Wer damit Schluss machen will, findet ausgerechnet IM Handy Hilfe, genauer gesagt im AppStore. Neben vielen Apps, die die am Handy verbrachte Zeit aufzeichnen, Warntöne von sich geben oder automatisch die Internetzeit einschränken, hat mich vor allem folgendes Konzept überzeugt: Bäume pflanzen. Die App „Stay Focused“ im Google Playstore beziehungsweise „Tick“ im Apple Store beschert dem User eine virtuelle leere Wiese. Diese kann er mit Bäumen bepflanzen, indem er für eine bestimmte Zeit auf sein Smartphone verzichtet, und dem zarten Pflänzchen so Zeit zum Wachsen gibt. Die Zeitspanne, in der neben der „Stay Focused“-App automatisch keine weitere Applikation ausgeführt werden kann (es sei denn man vermerkt in den Einstellungen der App eine Art „White list“) kann manuell ausgewählt werden.

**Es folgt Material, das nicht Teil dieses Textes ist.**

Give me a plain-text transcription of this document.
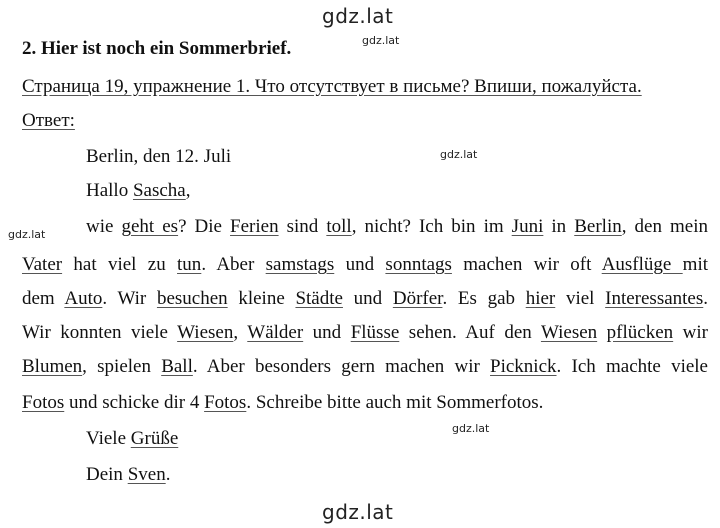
gdz.lat
gdz.lat
gdz.lat
gdz.lat
gdz.lat
gdz.lat
2. Hier ist noch ein Sommerbrief.
Страница 19, упражнение 1. Что отсутствует в письме? Впиши, пожалуйста.
Ответ:
Berlin, den 12. Juli
Hallo Sascha,
wie geht es? Die Ferien sind toll, nicht? Ich bin im Juni in Berlin, den mein
Vater hat viel zu tun. Aber samstags und sonntags machen wir oft Ausflüge mit
dem Auto. Wir besuchen kleine Städte und Dörfer. Es gab hier viel Interessantes.
Wir konnten viele Wiesen, Wälder und Flüsse sehen. Auf den Wiesen pflücken wir
Blumen, spielen Ball. Aber besonders gern machen wir Picknick. Ich machte viele
Fotos und schicke dir 4 Fotos. Schreibe bitte auch mit Sommerfotos.
Viele Grüße
Dein Sven.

Auf den ersten Blick mag es blödsinnig erscheinen – aber das Pflanzen der Bäume kann schnell den Ehrgeiz des Users wecken. Statistiken zeigen anhand von Balkendiagrammen die produktiv genutzte Zeit eines Tages, zusätzlich zu dem Baum gewinnt man an Coins, die man dann im „Shop“ dafür einsetzen kann, sich schicke Accessoirs wie Baumhäuser oder Blütenblätter zu kaufen. Je dichter der Wald, desto höher die Konzentration also.
Für wen diese Maßnahme nicht ausreicht, wurde bereits sogenannte Fake-Handys entwickelt, also Klötze, etwa aus Holz, welche dieselbe Form wie ein Smartphone haben. Manche Menschen fühlen sich damit wohler und der nervöse Griff zur Hosentasche alle fünf Minuten bleibt aus.
Inwiefern Holzklötze und Bäume dazu beitragen können, abends früher schlafen zu gehen, muss wohl ein jeder für sich selbst herausfinden. Bis dahin, bleibt es dabei: wir sind spät auf. Solange wir neben dem Scrollen auf dem Handy aber die Schönheit dieser Stunden noch nicht komplett aus den Augen verloren haben, dürften wir uns nicht allzu große Sorgen machen müssen.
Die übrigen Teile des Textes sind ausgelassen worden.